Icha dengan kagok menjawab, "Iya, Pak. Delapan belas tahun." Masalah nya Icha tak tau yang ia sebut Pak ini punya gelar tertentu seperti Dimas atau tidak, dan lebih sopan memanggilnya apa.

"Owh... anak magang ya?" simpulnya tanpa perlu lagi konfirmasi dari kedua belah pihak. "Kamu sedang mengerjakan tugas dari Dimas? Atau saya boleh minta tolong sekarang?"

Senyum nya terbentuk. Ya walaupun tidak yakin, setidak nya dengan label karyawan magang pasti tidak terlalu sulit tugas nya. Dan dengan membantu pasti Icha berkesempatan dapat citra baik di depan Dimas.

"Apa yang bisa saya bantu, Pak?" tanya Icha ramah.

"Mobil saya mogok di lampu merah dekat persimpangan sana. Kamu tau kan dimana?"

Icha mengangguk mantap, jika soal mobil mogok mah kecil bagi nya.

"Nah kamu tolong ke sana, minta berkas yang tertinggal pada supir saya. Mungkin bawa saja kartu nama Dimas, pasti supir saya langsung paham berkas yang mana."

Senyum Icha kian sempurna. Cuma ngambilin kertas, dan dapet kartu nama Dimas. Rejeki nomplok ini nama nya.

Dengan percaya diri, Icha tersenyum menatap Dimas yang memberikan kartu nama pada nya. Namun tak dapat waktu saling menatap begitu lama karena sang tamu penting itu meminta nya bergegas, berhubung hari kian sore.

Icha berlari menuju tempat yang disebutkan tadi. Lumayan sih jarak nya jika ditempuh dengan berjalan kaki. Sekitar sepuluh menit Icha berjalan cepat menuju lampu merah yang paling dekat dengan kantor Dimas. Benar saja, ia melihat mobil sedan mewah terparkir tak berdaya di bahu jalan.

Icha bergegas mendekat karena seperti nya sang supir baru saja menelepon derek untuk mobil yang gagal dinyalakan itu. Ia memperkenalkan diri dengan sopan terlebih dahulu dan menunjukkan kartu nama Dimas sebagai pembuktian.

Untung saja supir itu tak menanyakan nama bos nya karena Icha bahkan baru terpikir jika ia tak tau nama tamu Dimas itu siapa.

"Ah... mbak karyawan magang ya?" tanya supir itu membuat Icha mengernyitkan dahi.

"I... ya, memangnya kenapa ya, Pak?"

"Enggak-enggak. Berkasnya udah dibawa Bapak tadi. Udah nggak ada berkas apa-apa lagi di mobil."

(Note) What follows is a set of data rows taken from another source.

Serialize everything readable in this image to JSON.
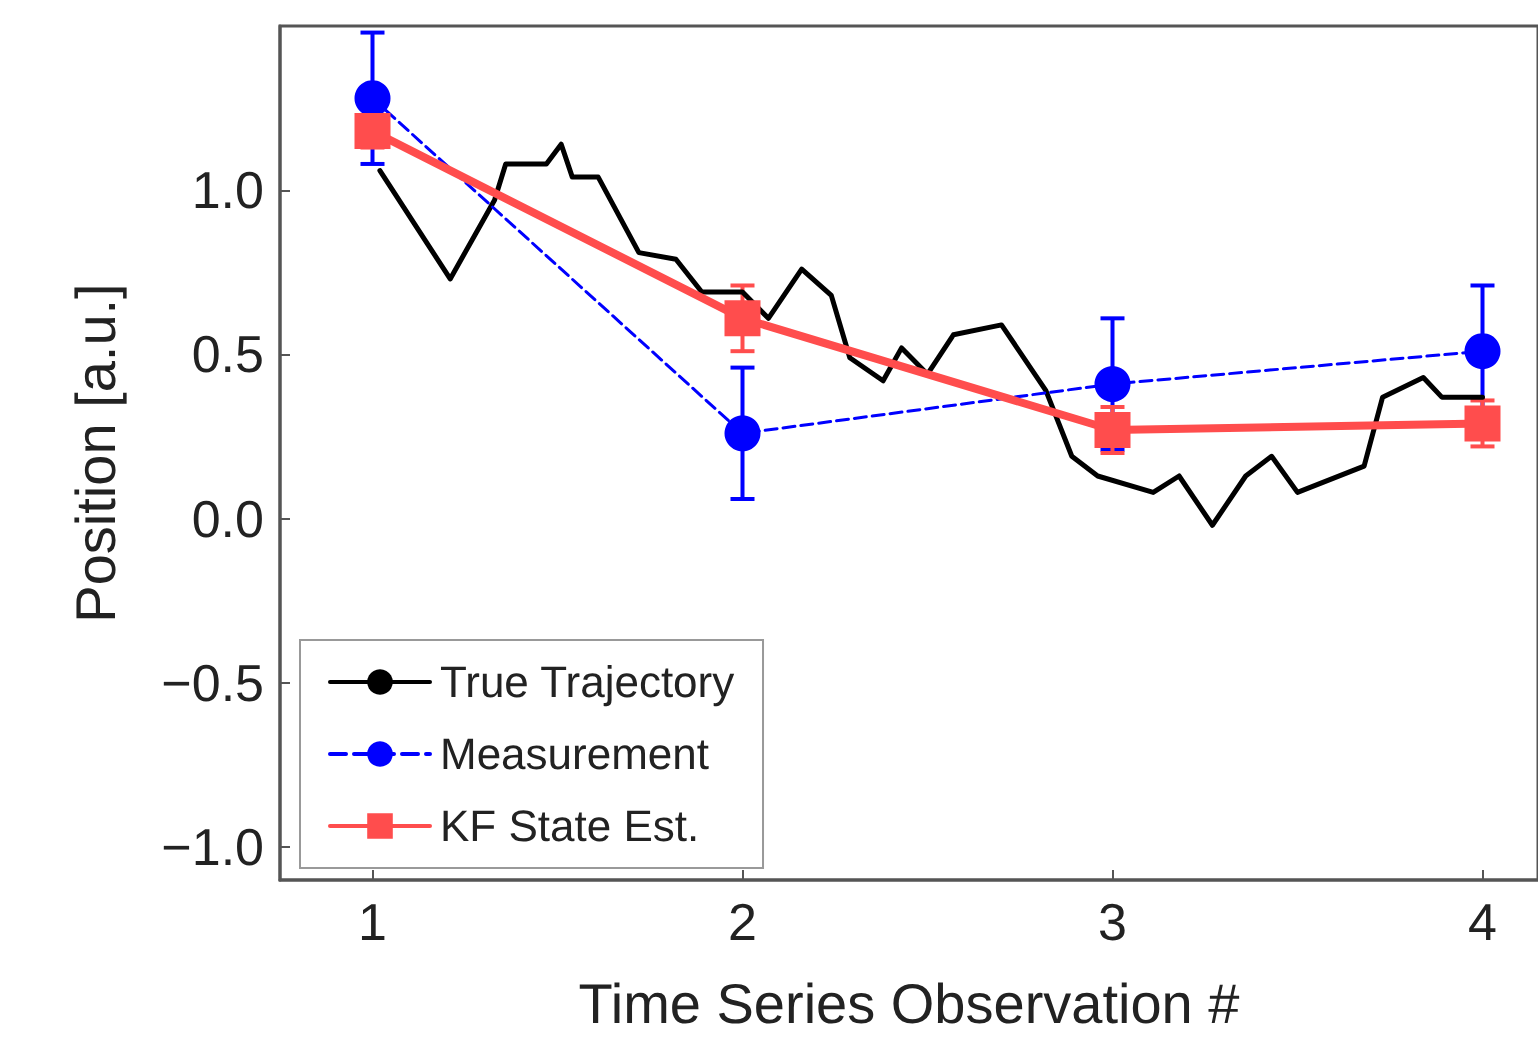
{
  "chart_data": {
    "type": "line",
    "xlabel": "Time Series Observation #",
    "ylabel": "Position [a.u.]",
    "xlim": [
      0.75,
      4.15
    ],
    "xticks": [
      1,
      2,
      3,
      4
    ],
    "ylim": [
      -1.1,
      1.5
    ],
    "yticks": [
      {
        "value": -1,
        "label": "−1.0"
      },
      {
        "value": -0.5,
        "label": "−0.5"
      },
      {
        "value": 0,
        "label": "0.0"
      },
      {
        "value": 0.5,
        "label": "0.5"
      },
      {
        "value": 1,
        "label": "1.0"
      }
    ],
    "grid": false,
    "legend": "bottom left",
    "series": [
      {
        "name": "True Trajectory",
        "color": "#000000",
        "marker": "none",
        "line_style": "solid",
        "x": [
          1.02,
          1.21,
          1.33,
          1.36,
          1.47,
          1.51,
          1.54,
          1.61,
          1.72,
          1.82,
          1.89,
          2.0,
          2.07,
          2.16,
          2.24,
          2.29,
          2.38,
          2.43,
          2.5,
          2.57,
          2.7,
          2.82,
          2.89,
          2.96,
          3.11,
          3.18,
          3.27,
          3.36,
          3.43,
          3.5,
          3.68,
          3.73,
          3.84,
          3.89,
          4.0
        ],
        "values": [
          1.06,
          0.73,
          0.97,
          1.08,
          1.08,
          1.14,
          1.04,
          1.04,
          0.81,
          0.79,
          0.69,
          0.69,
          0.61,
          0.76,
          0.68,
          0.49,
          0.42,
          0.52,
          0.44,
          0.56,
          0.59,
          0.39,
          0.19,
          0.13,
          0.08,
          0.13,
          -0.02,
          0.13,
          0.19,
          0.08,
          0.16,
          0.37,
          0.43,
          0.37,
          0.37
        ]
      },
      {
        "name": "Measurement",
        "color": "#0000ff",
        "marker": "circle",
        "line_style": "dashed",
        "x": [
          1,
          2,
          3,
          4
        ],
        "values": [
          1.28,
          0.26,
          0.41,
          0.51
        ],
        "errors": [
          0.2,
          0.2,
          0.2,
          0.2
        ]
      },
      {
        "name": "KF State Est.",
        "color": "#ff4d4d",
        "marker": "square",
        "line_style": "solid",
        "x": [
          1,
          2,
          3,
          4
        ],
        "values": [
          1.18,
          0.61,
          0.27,
          0.29
        ],
        "errors": [
          0.05,
          0.1,
          0.07,
          0.07
        ]
      }
    ]
  }
}
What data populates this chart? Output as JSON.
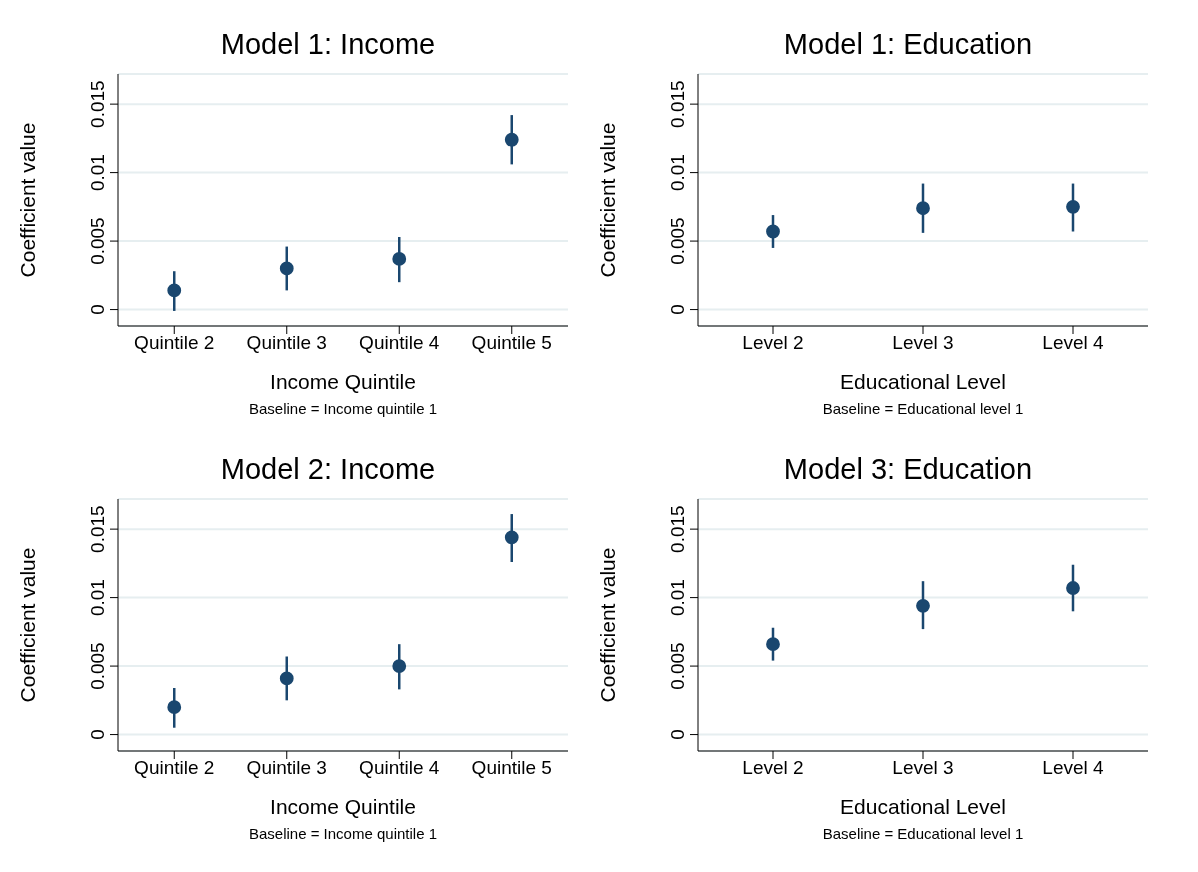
{
  "chart_data": [
    {
      "type": "scatter",
      "title": "Model 1: Income",
      "xlabel": "Income Quintile",
      "ylabel": "Coefficient value",
      "annotations": [
        "Baseline = Income quintile 1"
      ],
      "categories": [
        "Quintile 2",
        "Quintile 3",
        "Quintile 4",
        "Quintile 5"
      ],
      "series": [
        {
          "color": "#1a476f",
          "values": [
            0.0014,
            0.003,
            0.0037,
            0.0124
          ],
          "errors": [
            [
              -0.0001,
              0.0028
            ],
            [
              0.0014,
              0.0046
            ],
            [
              0.002,
              0.0053
            ],
            [
              0.0106,
              0.0142
            ]
          ]
        }
      ],
      "ylim": [
        -0.0012,
        0.0172
      ],
      "yticks": [
        0,
        0.005,
        0.01,
        0.015
      ],
      "grid": "y",
      "marker": "circle",
      "legend": false
    },
    {
      "type": "scatter",
      "title": "Model 1: Education",
      "xlabel": "Educational Level",
      "ylabel": "Coefficient value",
      "annotations": [
        "Baseline = Educational level 1"
      ],
      "categories": [
        "Level 2",
        "Level 3",
        "Level 4"
      ],
      "series": [
        {
          "color": "#1a476f",
          "values": [
            0.0057,
            0.0074,
            0.0075
          ],
          "errors": [
            [
              0.0045,
              0.0069
            ],
            [
              0.0056,
              0.0092
            ],
            [
              0.0057,
              0.0092
            ]
          ]
        }
      ],
      "ylim": [
        -0.0012,
        0.0172
      ],
      "yticks": [
        0,
        0.005,
        0.01,
        0.015
      ],
      "grid": "y",
      "marker": "circle",
      "legend": false
    },
    {
      "type": "scatter",
      "title": "Model 2: Income",
      "xlabel": "Income Quintile",
      "ylabel": "Coefficient value",
      "annotations": [
        "Baseline = Income quintile 1"
      ],
      "categories": [
        "Quintile 2",
        "Quintile 3",
        "Quintile 4",
        "Quintile 5"
      ],
      "series": [
        {
          "color": "#1a476f",
          "values": [
            0.002,
            0.0041,
            0.005,
            0.0144
          ],
          "errors": [
            [
              0.0005,
              0.0034
            ],
            [
              0.0025,
              0.0057
            ],
            [
              0.0033,
              0.0066
            ],
            [
              0.0126,
              0.0161
            ]
          ]
        }
      ],
      "ylim": [
        -0.0012,
        0.0172
      ],
      "yticks": [
        0,
        0.005,
        0.01,
        0.015
      ],
      "grid": "y",
      "marker": "circle",
      "legend": false
    },
    {
      "type": "scatter",
      "title": "Model 3: Education",
      "xlabel": "Educational Level",
      "ylabel": "Coefficient value",
      "annotations": [
        "Baseline = Educational level 1"
      ],
      "categories": [
        "Level 2",
        "Level 3",
        "Level 4"
      ],
      "series": [
        {
          "color": "#1a476f",
          "values": [
            0.0066,
            0.0094,
            0.0107
          ],
          "errors": [
            [
              0.0054,
              0.0078
            ],
            [
              0.0077,
              0.0112
            ],
            [
              0.009,
              0.0124
            ]
          ]
        }
      ],
      "ylim": [
        -0.0012,
        0.0172
      ],
      "yticks": [
        0,
        0.005,
        0.01,
        0.015
      ],
      "grid": "y",
      "marker": "circle",
      "legend": false
    }
  ]
}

Icha hanya ingin menangis jadinya. Dikira nggak capek apa bolak-balik lari-larian cuma buat ngabarin kalau berkas nya udah dia pegang.

"Beneran, Pak? Nggak perlu dicek lagi gitu di mobil siapa tau ada yang ketinggalan."

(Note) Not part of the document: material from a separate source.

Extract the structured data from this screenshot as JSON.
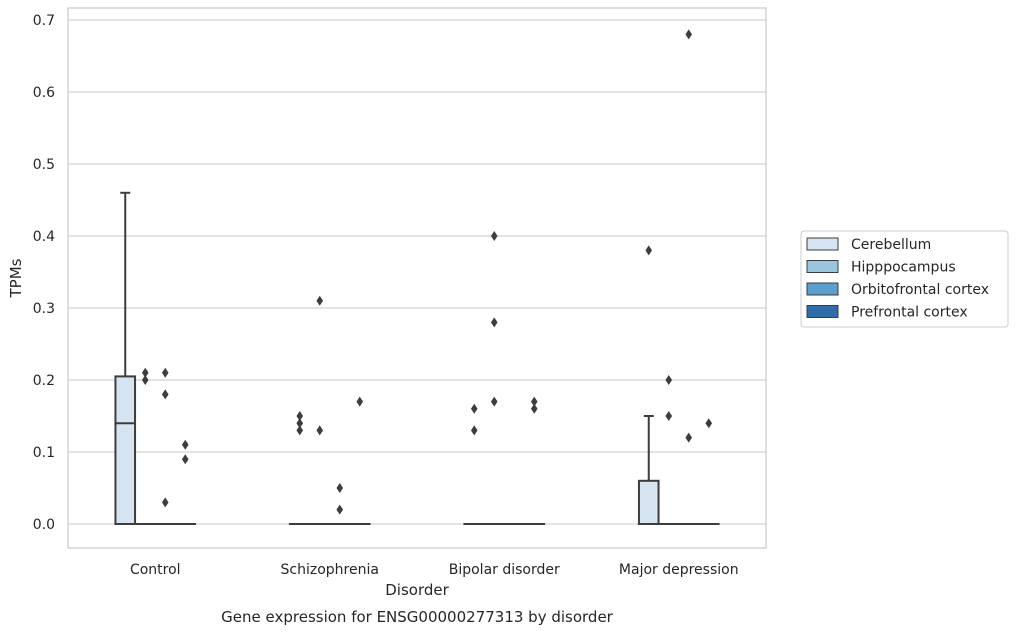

"Enggak, mbak. Beneran udah dibawa tadi."

Terpaksa Icha mengucapkan terimakasih dan kembali ke kantor dengan wajah tertekuk. Tapi ia masih harus bergerak cepat. Walaupun kembali dengan tangan kosong tetap saja perintah nya cepat, dan tujuan Icha kan pandangan Dimas terhadap nya.

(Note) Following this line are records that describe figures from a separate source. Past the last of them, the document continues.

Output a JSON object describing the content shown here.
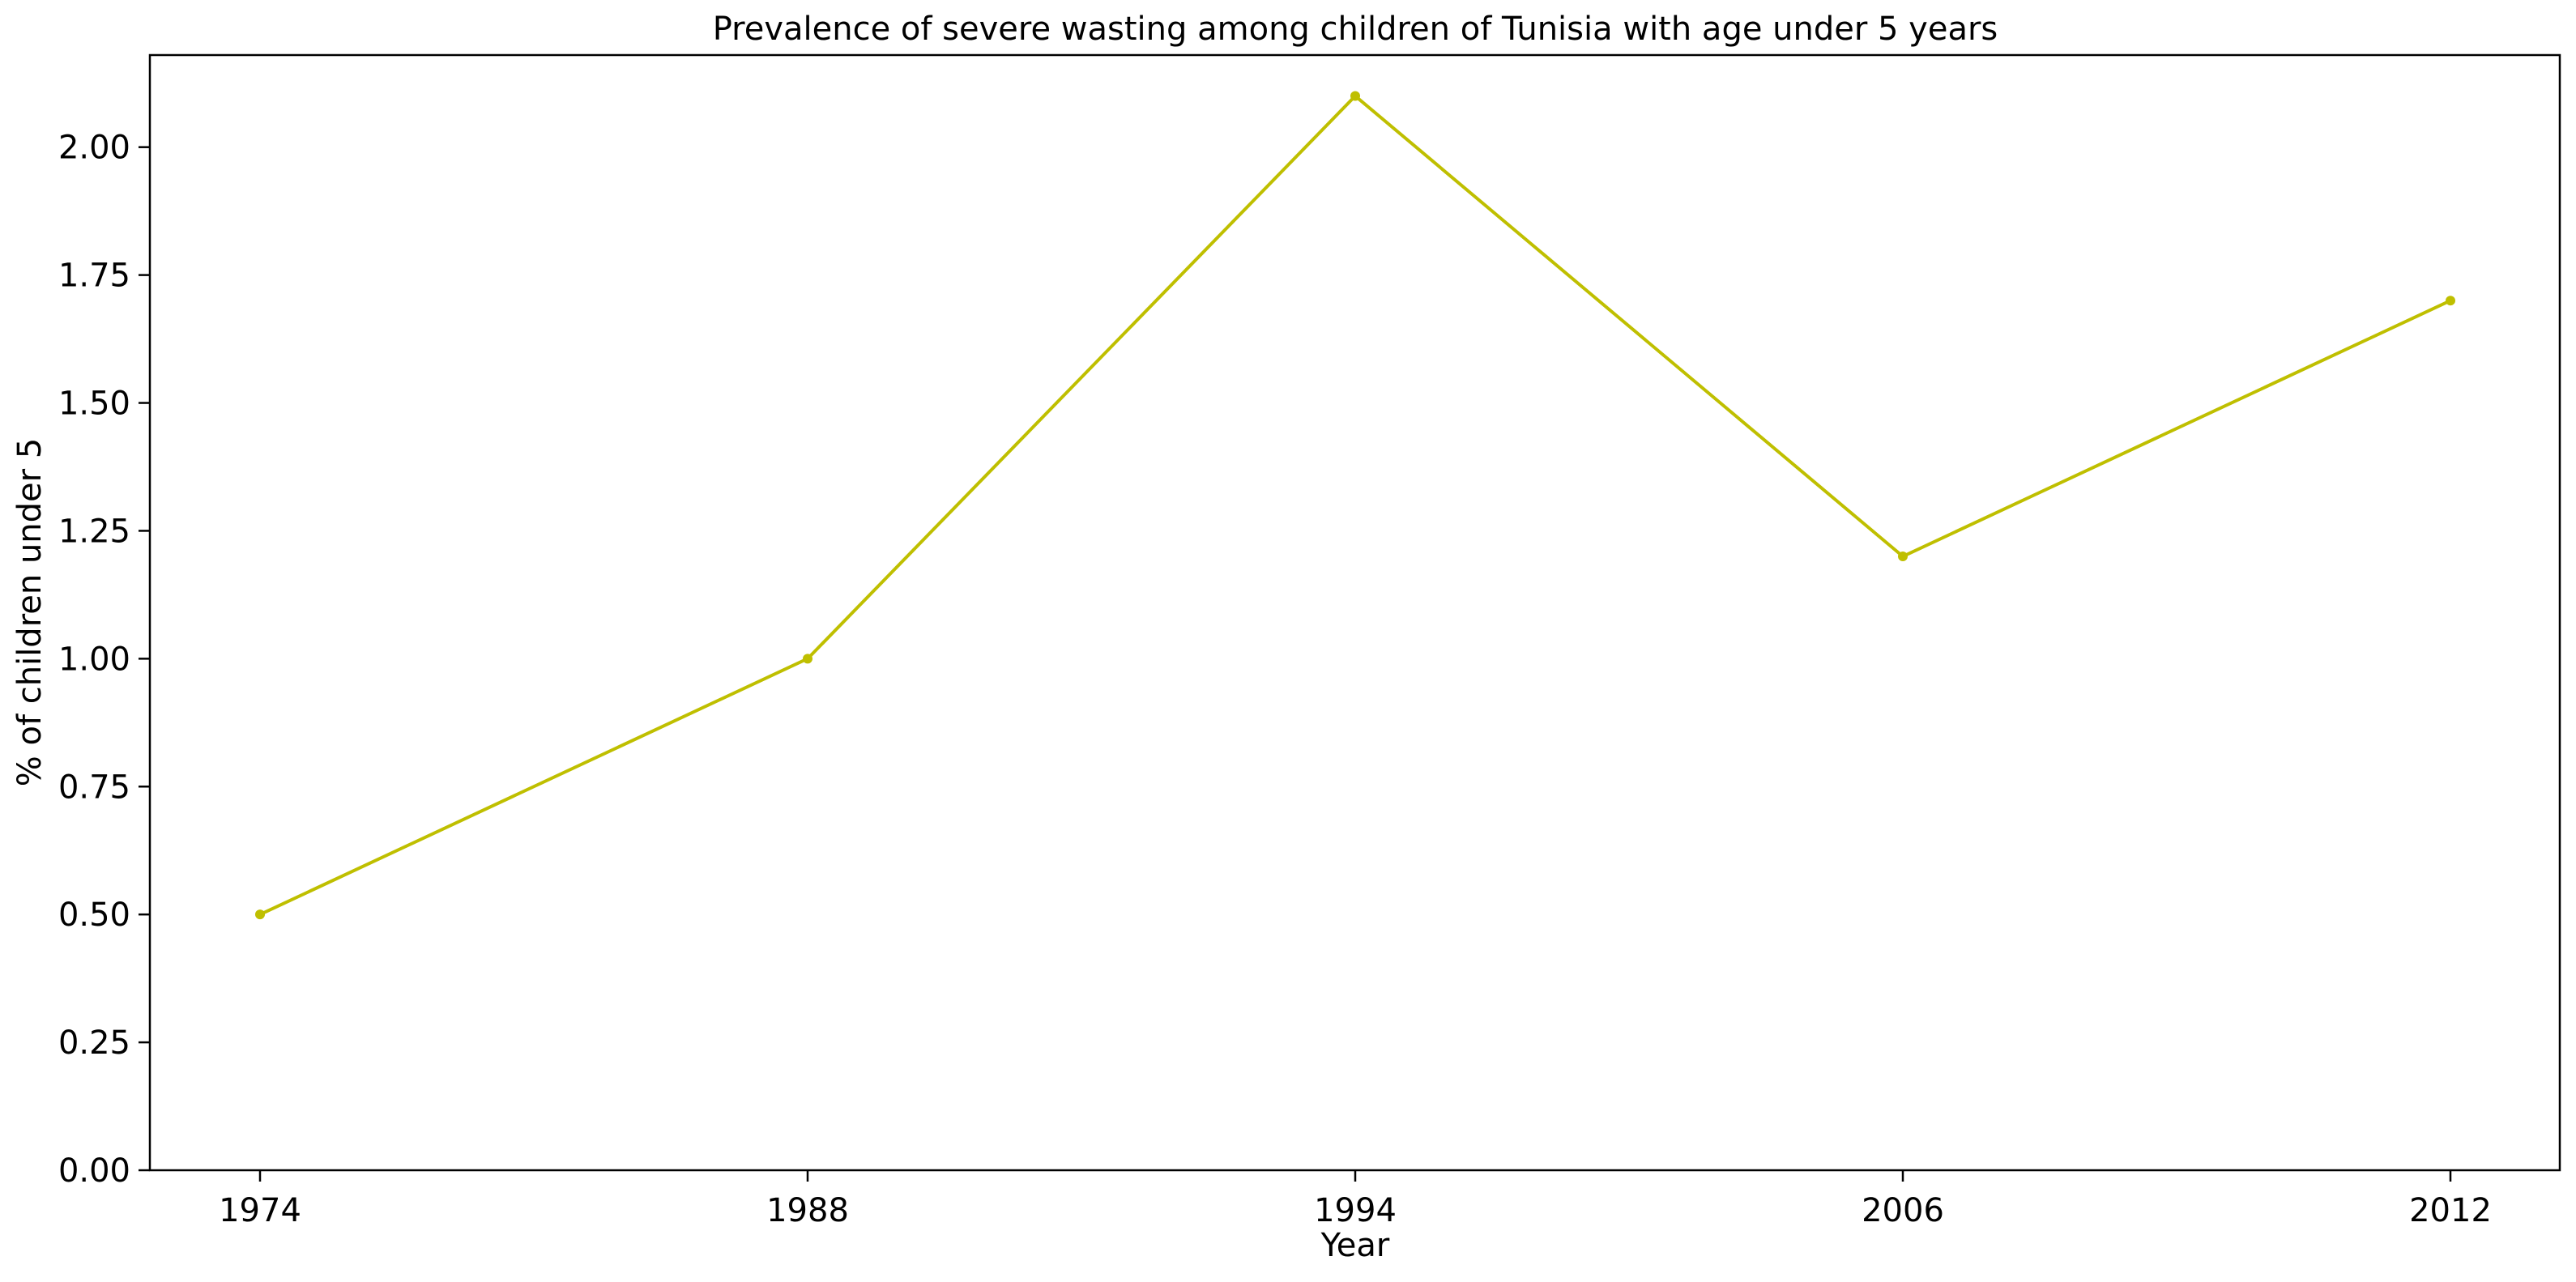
{
  "chart_data": {
    "type": "line",
    "title": "Prevalence of severe wasting among children of Tunisia with age under 5 years",
    "xlabel": "Year",
    "ylabel": "% of children under 5",
    "categories": [
      "1974",
      "1988",
      "1994",
      "2006",
      "2012"
    ],
    "series": [
      {
        "values": [
          0.5,
          1.0,
          2.1,
          1.2,
          1.7
        ],
        "color": "#bfbf00"
      }
    ],
    "ylim": [
      0,
      2.18
    ],
    "yticks": [
      "0.00",
      "0.25",
      "0.50",
      "0.75",
      "1.00",
      "1.25",
      "1.50",
      "1.75",
      "2.00"
    ],
    "grid": false,
    "legend": "none"
  }
}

Rencana Icha mengatur napas sebelum memasuki ruangan Dimas lantas gagal karena begitu ia keluar dari lift, dua orang yang memerintahkan nya bolak-balik itu sudah berdiri berniat meninggalkan ruangan Dimas.

Ia sebisa mungkin menyembunyikan napas putus-putusnya saat berdiri untuk melapor kembali.

"Maaf saya makan waktu cukup lama. Tapi supir Bapak bilang, berkas nya sudah ada bersama Bapak dan tidak ada yang tertinggal lagi di mobil."

Pria dengan rambut yang sedikit-sedikit dihiasi uban itu mengangguk maklum, "Iya-iya. Saya baru ingat saya titipkan berkasnya di resepsionis. Tapi terima kasih ya."

Anggukan diiringi senyuman yang Icha berikan saat bahkan isi otak nya adalah agar segera mengomel-omel kesal di sana.

Untung saja tamu Dimas memang sudah berencana meninggalkan tempat sehingga Icha bisa beralih masuk ke ruangan Dimas selama sang pemilik mengantarkan tamu nya.